5.2 Image Processing and Analysis
Images were stitched and analyzed using Fiji(ImageJ)(Preibisch, Saalfeld, and Tomancak, 2009). The cell counting is automated with the help of a state-of-the-art deep learning technique. We train an artificial intelligence (AI) system to predict high scores near the centroid of each chicken nucleus in a 2D image (Figure 4). In order to avoid the curse of dimensionality, we have converted the task of nuclei counting in 3D image stacks into a nuclei detection problem in 2D projection of image slices. We first compute a maximum projection of slices from 3D confocal image stack. The nuclei locations in the 2D projected image are annotated by the biologist. Corresponding to the max-projected image, a target matrix is prepared by placing small gaussian peaks at the annotated center locations of the nuclei in a zero filled matrix(Hughes et al., 2018; Xie, Noble and Zisserman, 2018). The size of this matrix is equal to the size of the max-projected image. The problem of nuclei detection then reduces to matrix regression in a two-dimensional space. A U-net style autoencoder(Ronneberger, Fischer and Brox, 2015) is trained to regress the gaussian scores in response to the 2D input image in order to detect the nuclei centers.
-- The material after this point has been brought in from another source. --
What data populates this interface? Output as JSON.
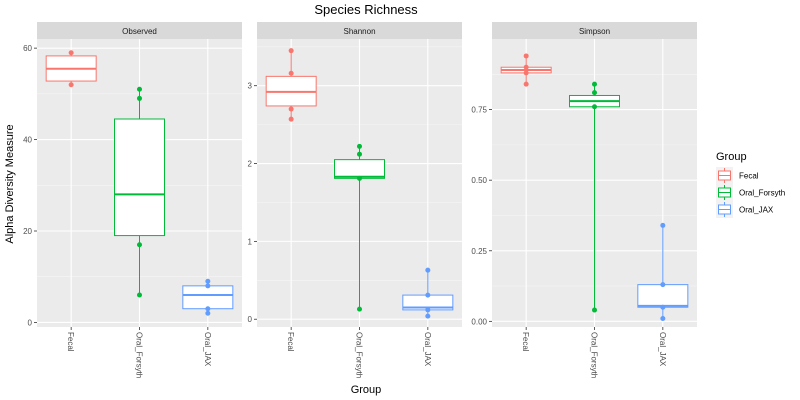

Subsequently, a 2D peak detection algorithm (Van Der Walt et al., 2014) when applied on the output scoremap produces the estimated locations of the nuclei. This method works because the nuclei distribution in 3D shifts slice wise so that their projection does not lead to major occlusion problems. Additional details can be found in the supplementary material. Our representative implementation of the cell counting methodology is available at: https://github.com/CCCofficial/cell-counting-chicken-embryo-myocardial
6.1 Statistical methods
Statistical significance was determined by the one-tailed t-test. All statistical analysis was performed with Prism 7 (Graphpad) and P values are reported (n.s. = p > 0.05, * = p ≤ 0.05). All error bars represent SEM.
Acknowledgements
We thank Lisa Galli for providing pivotal guidance in experimental procedures, as well as generously providing antibodies and laboratory tools used in this study. We also thank Dr. Takashi Mikawa for constructive discussions and his expertise in the field of embryonic cardiology. We thank Annette Chan and the Cell Molecular Imaging Center at SFSU for technical support with microscopy. Y.-H. M. C. and W. L. C. acknowledge funding from NIH award 1SC2GM118267 and the NSF STC Center for Cellular Construction award DBI-1548297. S.B. and S. K. B also thankfully acknowledge the NSF STC Center for Cellular Construction award DBI-1548297.